The conclusion stated in the Agudah position is that you must first ask a senior rabbi with experience or "even better, you should ask a full beis din" before you can call the proper authorities to report suspected abuse.

As a mental health professional I am a mandated reporter. What this means is that if I am made aware of a situation that raises a reasonable a measure of suspicion that abuse of any type is taking place, I am obligated by law and my professional license to report the situation to the proper authorities.

Nowhere in my professional training are rabbis considered proper legal authorities in this matter. In fact, if I report only to a rabbi, I put not just my professional license in jeopardy but also the welfare of the individual who is being abused.

Rabbis are not generally trained in forensics or police work and simply have no authority to intercede in any legal capacity to aid the abused person or apprehend the abuser. In addition, I may be breaking certain HIPAA laws related to confidentiality if I discuss a situation related to someone I am treating with someone who has no legal standing.

It is important to understand that most professionals do not have to report often, and certainly they do not do so lightly when they feel the need to report. Further, the reporting system, at least in New York and several other states, allows for a discussion with the agency to which the professional reports in order to better determine if a particular case merits investigation.

A professional can discuss in total confidence what he or she sees as suspected abuse - without providing any identifying information - if there is any uncertainty about the situation being a reportable offense. The specialist helps the mandated reporter determine what is reportable. The system is not generally set up as an immediately reflexive and overwhelmingly reactive response - unless there is clear and obvious abuse.

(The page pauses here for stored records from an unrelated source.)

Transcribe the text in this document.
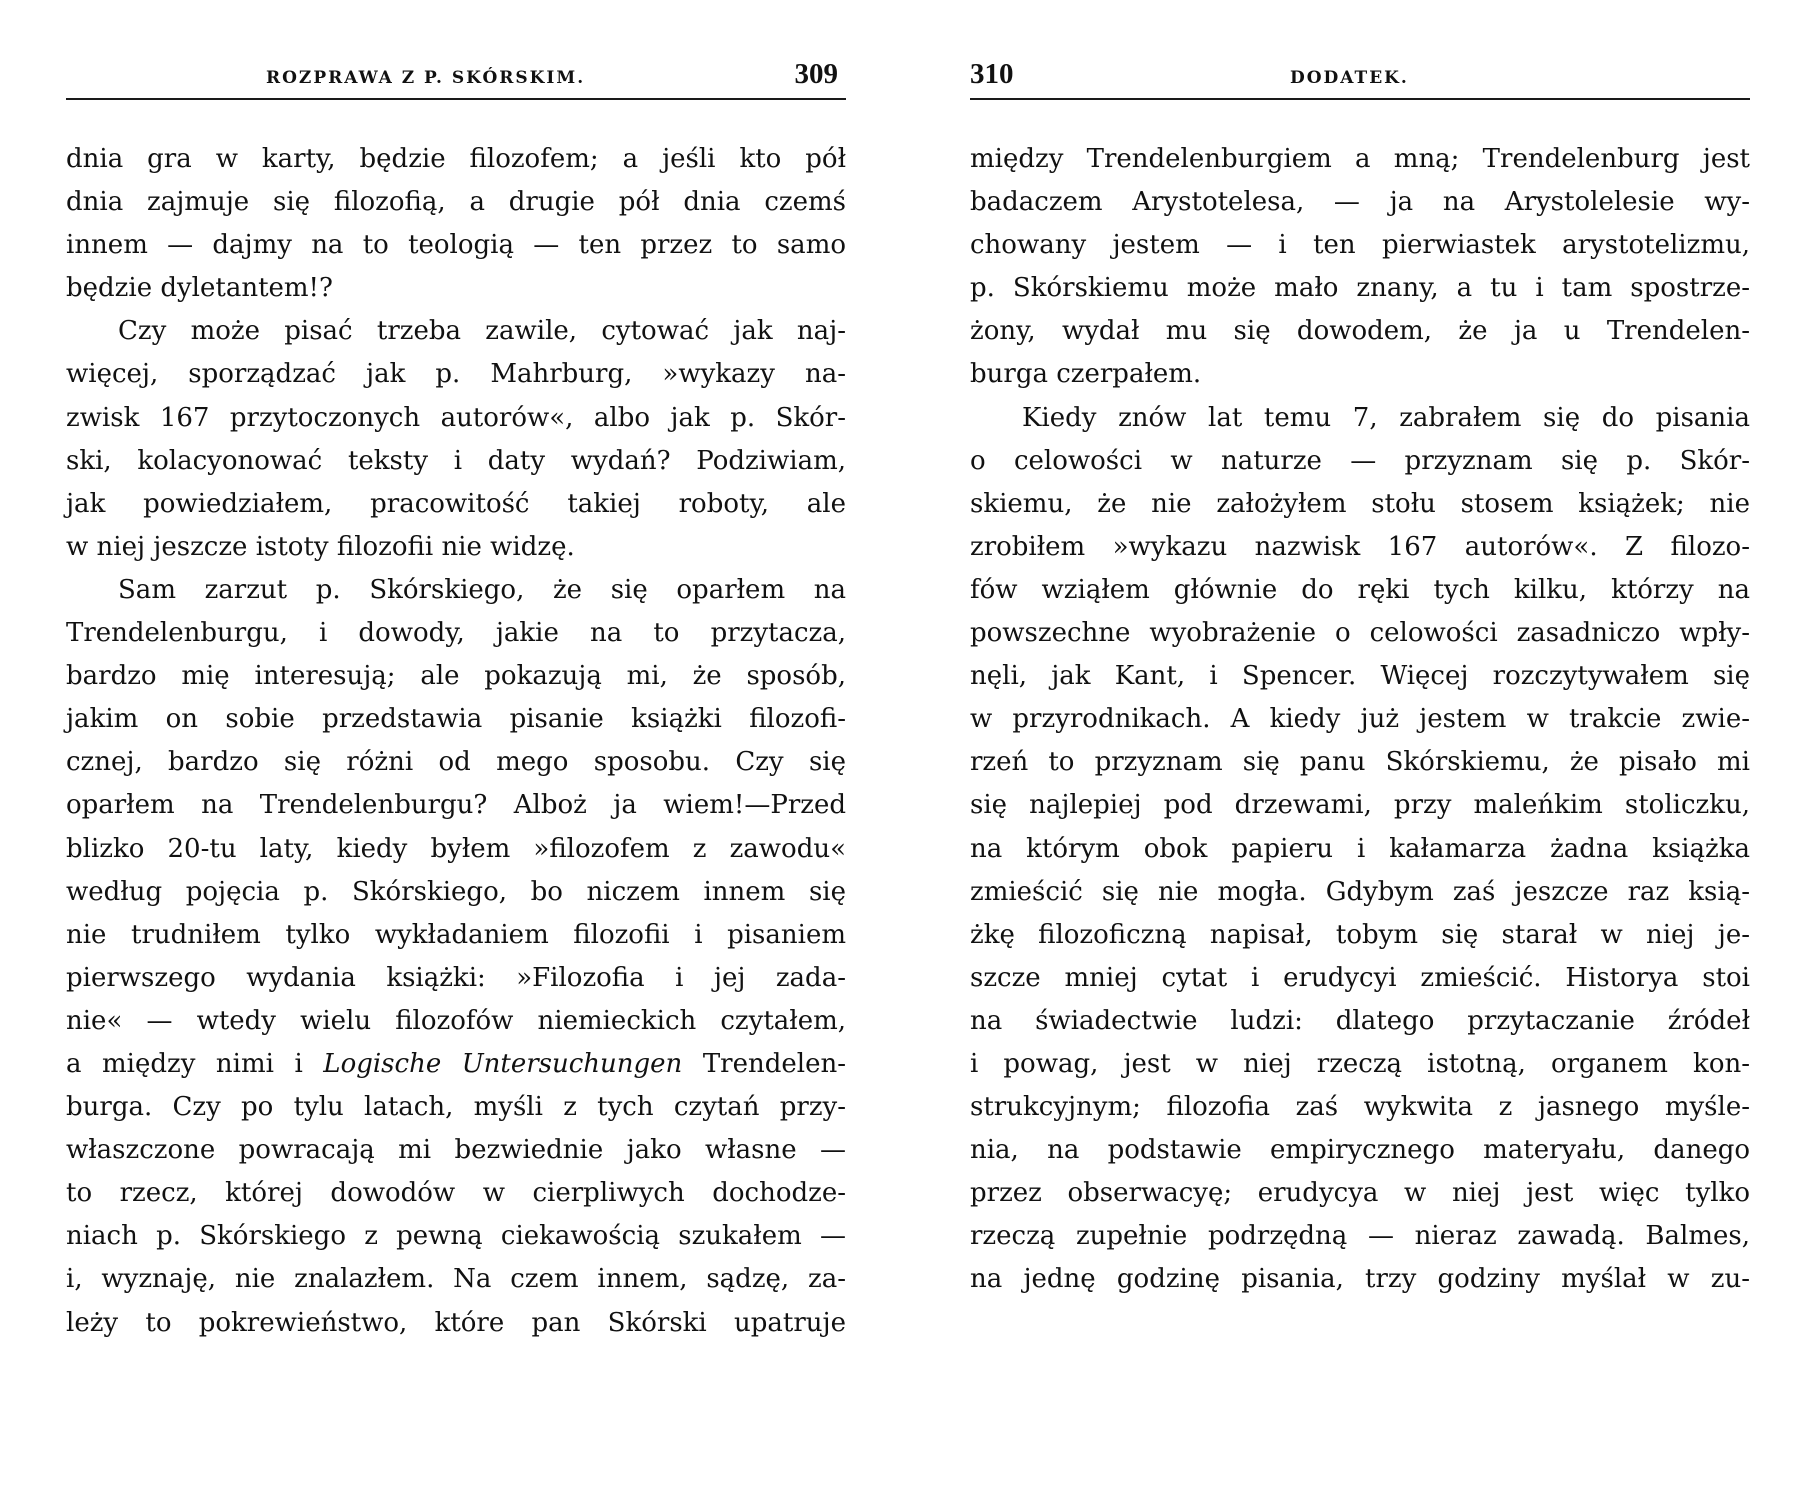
ROZPRAWA Z P. SKÓRSKIM.	309
dnia gra w karty, będzie filozofem; a jeśli kto pół
dnia zajmuje się filozofią, a drugie pół dnia czemś
innem — dajmy na to teologią — ten przez to samo
będzie dyletantem!?
Czy może pisać trzeba zawile, cytować jak naj-
więcej, sporządzać jak p. Mahrburg, »wykazy na-
zwisk 167 przytoczonych autorów«, albo jak p. Skór-
ski, kolacyonować teksty i daty wydań? Podziwiam,
jak powiedziałem, pracowitość takiej roboty, ale
w niej jeszcze istoty filozofii nie widzę.
Sam zarzut p. Skórskiego, że się oparłem na
Trendelenburgu, i dowody, jakie na to przytacza,
bardzo mię interesują; ale pokazują mi, że sposób,
jakim on sobie przedstawia pisanie książki filozofi-
cznej, bardzo się różni od mego sposobu. Czy się
oparłem na Trendelenburgu? Alboż ja wiem!—Przed
blizko 20-tu laty, kiedy byłem »filozofem z zawodu«
według pojęcia p. Skórskiego, bo niczem innem się
nie trudniłem tylko wykładaniem filozofii i pisaniem
pierwszego wydania książki: »Filozofia i jej zada-
nie« — wtedy wielu filozofów niemieckich czytałem,
a między nimi i Logische Untersuchungen Trendelen-
burga. Czy po tylu latach, myśli z tych czytań przy-
właszczone powracają mi bezwiednie jako własne —
to rzecz, której dowodów w cierpliwych dochodze-
niach p. Skórskiego z pewną ciekawością szukałem —
i, wyznaję, nie znalazłem. Na czem innem, sądzę, za-
leży to pokrewieństwo, które pan Skórski upatruje
310	DODATEK.
między Trendelenburgiem a mną; Trendelenburg jest
badaczem Arystotelesa, — ja na Arystolelesie wy-
chowany jestem — i ten pierwiastek arystotelizmu,
p. Skórskiemu może mało znany, a tu i tam spostrze-
żony, wydał mu się dowodem, że ja u Trendelen-
burga czerpałem.
Kiedy znów lat temu 7, zabrałem się do pisania
o celowości w naturze — przyznam się p. Skór-
skiemu, że nie założyłem stołu stosem książek; nie
zrobiłem »wykazu nazwisk 167 autorów«. Z filozo-
fów wziąłem głównie do ręki tych kilku, którzy na
powszechne wyobrażenie o celowości zasadniczo wpły-
nęli, jak Kant, i Spencer. Więcej rozczytywałem się
w przyrodnikach. A kiedy już jestem w trakcie zwie-
rzeń to przyznam się panu Skórskiemu, że pisało mi
się najlepiej pod drzewami, przy maleńkim stoliczku,
na którym obok papieru i kałamarza żadna książka
zmieścić się nie mogła. Gdybym zaś jeszcze raz ksią-
żkę filozoficzną napisał, tobym się starał w niej je-
szcze mniej cytat i erudycyi zmieścić. Historya stoi
na świadectwie ludzi: dlatego przytaczanie źródeł
i powag, jest w niej rzeczą istotną, organem kon-
strukcyjnym; filozofia zaś wykwita z jasnego myśle-
nia, na podstawie empirycznego materyału, danego
przez obserwacyę; erudycya w niej jest więc tylko
rzeczą zupełnie podrzędną — nieraz zawadą. Balmes,
na jednę godzinę pisania, trzy godziny myślał w zu-
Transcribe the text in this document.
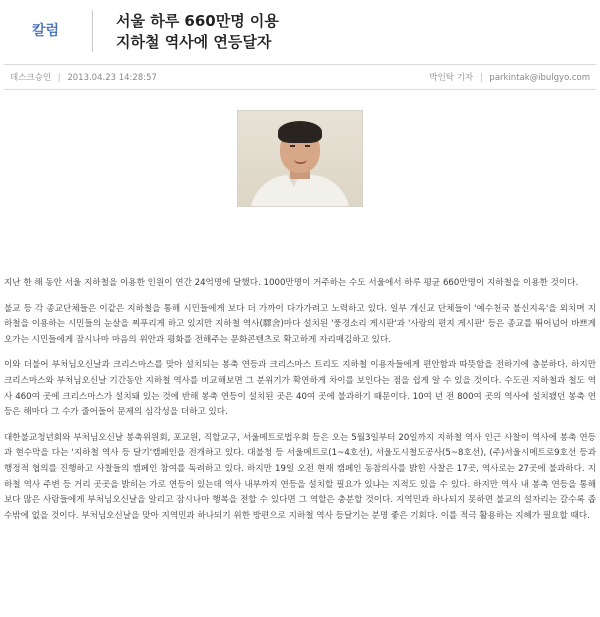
칼럼
서울 하루 660만명 이용
지하철 역사에 연등달자
데스크승인 | 2013.04.23 14:28:57	박인탁 기자 | parkintak@ibulgyo.com

지난 한 해 동안 서울 지하철을 이용한 인원이 연간 24억명에 달했다. 1000만명이 거주하는 수도 서울에서 하루 평균 660만명이 지하철을 이용한 것이다.

불교 등 각 종교단체들은 이같은 지하철을 통해 시민들에게 보다 더 가까이 다가가려고 노력하고 있다. 일부 개신교 단체들이 '예수천국 불신지옥'을 외치며 지하철을 이용하는 시민들의 눈살을 찌푸리게 하고 있지만 지하철 역사(驛舍)마다 설치된 '풍경소리 게시판'과 '사랑의 편지 게시판' 등은 종교를 뛰어넘어 바쁘게 오가는 시민들에게 잠시나마 마음의 위안과 평화를 전해주는 문화콘텐츠로 확고하게 자리매김하고 있다.

이와 더불어 부처님오신날과 크리스마스를 맞아 설치되는 봉축 연등과 크리스마스 트리도 지하철 이용자들에게 편안함과 따뜻함을 전하기에 충분하다. 하지만 크리스마스와 부처님오신날 기간동안 지하철 역사를 비교해보면 그 분위기가 확연하게 차이를 보인다는 점을 쉽게 알 수 있을 것이다. 수도권 지하철과 철도 역사 460여 곳에 크리스마스가 설치돼 있는 것에 반해 봉축 연등이 설치된 곳은 40여 곳에 불과하기 때문이다. 10여 년 전 800여 곳의 역사에 설치됐던 봉축 연등은 해마다 그 수가 줄어들어 문제의 심각성을 더하고 있다.

대한불교청년회와 부처님오신날 봉축위원회, 포교원, 직할교구, 서울메트로법우회 등은 오는 5월3일부터 20일까지 지하철 역사 인근 사찰이 역사에 봉축 연등과 현수막을 다는 '지하철 역사 등 달기'캠페인을 전개하고 있다. 대불청 등 서울메트로(1~4호선), 서울도시철도공사(5~8호선), (주)서울시메트로9호선 등과 행정적 협의를 진행하고 사찰들의 캠페인 참여를 독려하고 있다. 하지만 19일 오전 현재 캠페인 동참의사를 밝힌 사찰은 17곳, 역사로는 27곳에 불과하다. 지하철 역사 주변 등 거리 곳곳을 밝히는 가로 연등이 있는데 역사 내부까지 연등을 설치할 필요가 있냐는 지적도 있을 수 있다. 하지만 역사 내 봉축 연등을 통해 보다 많은 사람들에게 부처님오신날을 알리고 잠시나마 행복을 전할 수 있다면 그 역할은 충분할 것이다. 지역민과 하나되지 못하면 불교의 설자리는 갈수록 좁 수밖에 없을 것이다. 부처님오신날을 맞아 지역민과 하나되기 위한 방편으로 지하철 역사 등달기는 분명 좋은 기회다. 이를 적극 활용하는 지혜가 필요할 때다.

By issuing the doctrine of rabbis as the first report, Agudath Israel has put my license, my parnassah [income], my professional integrity and the law of the land in jeopardy. And while that alone is sufficient cause to ignore the position, there is one even more imperative justification for not following the mandate. So many poskim, from Rav Elyashiv to Rav Hershel Schachter, have declared that individuals who abuse children are in the category of a rodef (a pursuer) and should be reported to the police.